With heterogeneous computing environments consisting of central processing units (CPUs) and graphics processing units (GPUs) becoming more common, there is an increasing need to optimize existing sequential C source code to take advantage of these new architectures for optimized performance. Nugteren and Corporaal introduce Bones as a completely automated source-to-source compilation tool to parallelize C source code. For this paper, the output is CUDA source code for NVIDIA GPUs.
Bones will automatically examine memory access patterns in the input source code to classify an algorithm, identifying its “algorithmic species,” an extension of prior work involving algorithmic skeletons. Once a species is identified, an appropriate skeleton is invoked, and code is generated and optimized for the CUDA target. A considerable number of optimizations are performed, including data transfer optimization between the host and the accelerator and fusing accelerator kernels to reduce the number of context switches. These two optimizations are particularly important for high-performance code.

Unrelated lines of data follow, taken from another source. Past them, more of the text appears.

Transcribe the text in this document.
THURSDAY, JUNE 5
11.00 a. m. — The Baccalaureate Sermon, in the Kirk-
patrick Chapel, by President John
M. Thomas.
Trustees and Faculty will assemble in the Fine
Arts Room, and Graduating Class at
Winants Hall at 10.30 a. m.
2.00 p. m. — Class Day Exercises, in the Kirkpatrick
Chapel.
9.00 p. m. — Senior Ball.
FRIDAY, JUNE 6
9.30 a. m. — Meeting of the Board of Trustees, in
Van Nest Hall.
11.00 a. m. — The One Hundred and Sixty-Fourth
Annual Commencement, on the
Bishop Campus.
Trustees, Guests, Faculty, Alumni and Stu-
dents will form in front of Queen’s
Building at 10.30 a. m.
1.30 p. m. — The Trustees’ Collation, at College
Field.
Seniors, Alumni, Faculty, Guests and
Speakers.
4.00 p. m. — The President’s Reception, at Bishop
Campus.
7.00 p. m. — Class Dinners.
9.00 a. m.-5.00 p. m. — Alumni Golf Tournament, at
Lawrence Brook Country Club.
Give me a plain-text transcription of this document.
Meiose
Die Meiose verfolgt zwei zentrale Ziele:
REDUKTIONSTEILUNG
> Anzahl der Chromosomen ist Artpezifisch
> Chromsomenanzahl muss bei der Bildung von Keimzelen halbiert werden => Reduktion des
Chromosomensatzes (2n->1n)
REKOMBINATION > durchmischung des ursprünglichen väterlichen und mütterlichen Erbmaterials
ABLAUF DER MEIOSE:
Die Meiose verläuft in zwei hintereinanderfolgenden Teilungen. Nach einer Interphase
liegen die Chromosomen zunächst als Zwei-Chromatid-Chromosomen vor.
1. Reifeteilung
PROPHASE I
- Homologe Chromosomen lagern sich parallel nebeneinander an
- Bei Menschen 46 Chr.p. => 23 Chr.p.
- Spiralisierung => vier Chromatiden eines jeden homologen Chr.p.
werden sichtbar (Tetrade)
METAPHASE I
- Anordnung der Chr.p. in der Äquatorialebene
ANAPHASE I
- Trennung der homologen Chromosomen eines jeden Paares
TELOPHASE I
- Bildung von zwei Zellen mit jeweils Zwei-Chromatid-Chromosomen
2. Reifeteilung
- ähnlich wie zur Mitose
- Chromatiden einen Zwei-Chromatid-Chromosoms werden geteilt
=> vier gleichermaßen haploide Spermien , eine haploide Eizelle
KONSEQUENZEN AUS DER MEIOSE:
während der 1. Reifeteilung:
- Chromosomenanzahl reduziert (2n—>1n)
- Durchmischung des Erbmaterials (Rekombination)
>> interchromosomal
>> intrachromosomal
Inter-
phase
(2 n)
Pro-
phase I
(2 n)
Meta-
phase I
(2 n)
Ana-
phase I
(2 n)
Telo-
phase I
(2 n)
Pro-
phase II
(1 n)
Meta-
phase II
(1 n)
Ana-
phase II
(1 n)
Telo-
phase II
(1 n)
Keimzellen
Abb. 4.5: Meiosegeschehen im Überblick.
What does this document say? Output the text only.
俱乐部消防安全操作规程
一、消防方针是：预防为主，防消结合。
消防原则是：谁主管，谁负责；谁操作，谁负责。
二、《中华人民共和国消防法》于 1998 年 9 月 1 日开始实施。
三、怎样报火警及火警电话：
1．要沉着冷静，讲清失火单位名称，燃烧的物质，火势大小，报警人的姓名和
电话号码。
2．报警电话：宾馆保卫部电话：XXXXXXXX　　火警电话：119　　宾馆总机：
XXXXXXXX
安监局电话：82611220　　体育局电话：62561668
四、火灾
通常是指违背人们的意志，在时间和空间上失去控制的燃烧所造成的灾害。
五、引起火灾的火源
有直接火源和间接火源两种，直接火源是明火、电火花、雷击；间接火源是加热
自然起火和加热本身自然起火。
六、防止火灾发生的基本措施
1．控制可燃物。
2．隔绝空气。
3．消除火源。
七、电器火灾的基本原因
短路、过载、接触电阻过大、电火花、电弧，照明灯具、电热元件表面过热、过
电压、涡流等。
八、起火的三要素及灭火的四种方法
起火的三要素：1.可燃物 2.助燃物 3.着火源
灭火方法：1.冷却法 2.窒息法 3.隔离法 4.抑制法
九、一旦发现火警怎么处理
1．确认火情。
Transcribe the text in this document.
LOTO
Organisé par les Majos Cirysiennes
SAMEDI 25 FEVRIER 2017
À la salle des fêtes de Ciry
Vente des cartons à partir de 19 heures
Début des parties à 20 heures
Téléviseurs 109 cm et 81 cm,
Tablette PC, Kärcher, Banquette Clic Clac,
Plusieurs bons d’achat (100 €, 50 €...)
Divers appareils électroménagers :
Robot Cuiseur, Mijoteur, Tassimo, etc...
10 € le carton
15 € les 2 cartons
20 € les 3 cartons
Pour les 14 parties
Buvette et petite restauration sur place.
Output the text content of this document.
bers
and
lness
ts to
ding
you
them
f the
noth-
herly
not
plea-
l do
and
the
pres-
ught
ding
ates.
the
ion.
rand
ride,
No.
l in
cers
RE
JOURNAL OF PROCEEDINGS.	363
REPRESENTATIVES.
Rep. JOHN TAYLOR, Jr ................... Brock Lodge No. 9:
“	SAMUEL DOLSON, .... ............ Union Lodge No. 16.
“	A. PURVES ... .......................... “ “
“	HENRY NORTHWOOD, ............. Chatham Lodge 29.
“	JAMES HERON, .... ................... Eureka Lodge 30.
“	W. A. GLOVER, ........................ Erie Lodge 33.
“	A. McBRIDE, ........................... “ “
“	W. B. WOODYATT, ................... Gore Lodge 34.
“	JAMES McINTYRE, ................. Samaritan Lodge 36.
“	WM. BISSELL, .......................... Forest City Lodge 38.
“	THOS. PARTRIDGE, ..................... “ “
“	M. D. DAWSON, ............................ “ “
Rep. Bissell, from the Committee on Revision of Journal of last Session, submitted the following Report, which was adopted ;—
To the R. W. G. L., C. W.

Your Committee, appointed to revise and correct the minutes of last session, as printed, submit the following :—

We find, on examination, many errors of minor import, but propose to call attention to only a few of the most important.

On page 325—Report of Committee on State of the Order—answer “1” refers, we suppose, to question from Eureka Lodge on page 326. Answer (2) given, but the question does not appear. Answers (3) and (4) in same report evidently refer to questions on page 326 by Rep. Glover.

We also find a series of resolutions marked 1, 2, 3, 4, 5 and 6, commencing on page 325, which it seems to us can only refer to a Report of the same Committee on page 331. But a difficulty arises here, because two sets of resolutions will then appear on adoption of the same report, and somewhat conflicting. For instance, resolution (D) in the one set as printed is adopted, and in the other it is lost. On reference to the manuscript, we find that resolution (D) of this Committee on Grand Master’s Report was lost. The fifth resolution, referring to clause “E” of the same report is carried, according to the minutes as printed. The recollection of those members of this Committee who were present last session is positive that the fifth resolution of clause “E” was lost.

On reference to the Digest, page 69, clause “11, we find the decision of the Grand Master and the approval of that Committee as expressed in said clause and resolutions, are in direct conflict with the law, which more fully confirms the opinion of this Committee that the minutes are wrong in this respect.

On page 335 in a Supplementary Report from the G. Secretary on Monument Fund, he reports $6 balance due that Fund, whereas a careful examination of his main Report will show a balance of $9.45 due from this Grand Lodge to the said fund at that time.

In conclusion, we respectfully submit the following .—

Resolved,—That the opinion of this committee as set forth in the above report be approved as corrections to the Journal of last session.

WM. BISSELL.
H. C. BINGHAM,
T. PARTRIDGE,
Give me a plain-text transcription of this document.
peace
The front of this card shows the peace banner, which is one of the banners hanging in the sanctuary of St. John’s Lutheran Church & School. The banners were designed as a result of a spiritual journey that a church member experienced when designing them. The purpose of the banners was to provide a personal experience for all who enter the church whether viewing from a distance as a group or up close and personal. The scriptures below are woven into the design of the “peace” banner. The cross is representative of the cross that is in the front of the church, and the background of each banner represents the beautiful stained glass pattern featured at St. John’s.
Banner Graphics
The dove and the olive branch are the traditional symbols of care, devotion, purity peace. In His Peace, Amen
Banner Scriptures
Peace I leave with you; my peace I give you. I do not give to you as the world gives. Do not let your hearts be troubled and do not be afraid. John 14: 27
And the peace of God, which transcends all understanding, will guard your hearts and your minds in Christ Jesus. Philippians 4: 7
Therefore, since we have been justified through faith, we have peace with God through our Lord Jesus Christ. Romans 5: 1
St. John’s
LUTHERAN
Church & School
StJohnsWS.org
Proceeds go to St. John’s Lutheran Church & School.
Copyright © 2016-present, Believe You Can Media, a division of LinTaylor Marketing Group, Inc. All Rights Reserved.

The work is experimentally validated using several metrics. Compiler optimizations are evaluated, the different output targets are compared, and the GPU-CUDA target of Bones is compared to other state-of-the-art C-to-CUDA compilers. As is the case with many compiler optimizations, performance improvements are seen for some benchmarks, while negative performance effects are seen for others. However, when comparing Bones to Par4All and PPCG, Bones generates higher-performing code for nearly all benchmarks evaluated, with an average speedup of 2.4 times compared to Par4All, and 1.4 times compared to PPCG.
Bones is neither complete nor perfect. However, this work is a promising result for a completely automatic, skeleton-based, source-to-source compilation tool. As parallel programming environments evolve, especially the CUDA application programming interface (API) and other GPU compilers, the effectiveness of tools such as Bones should improve.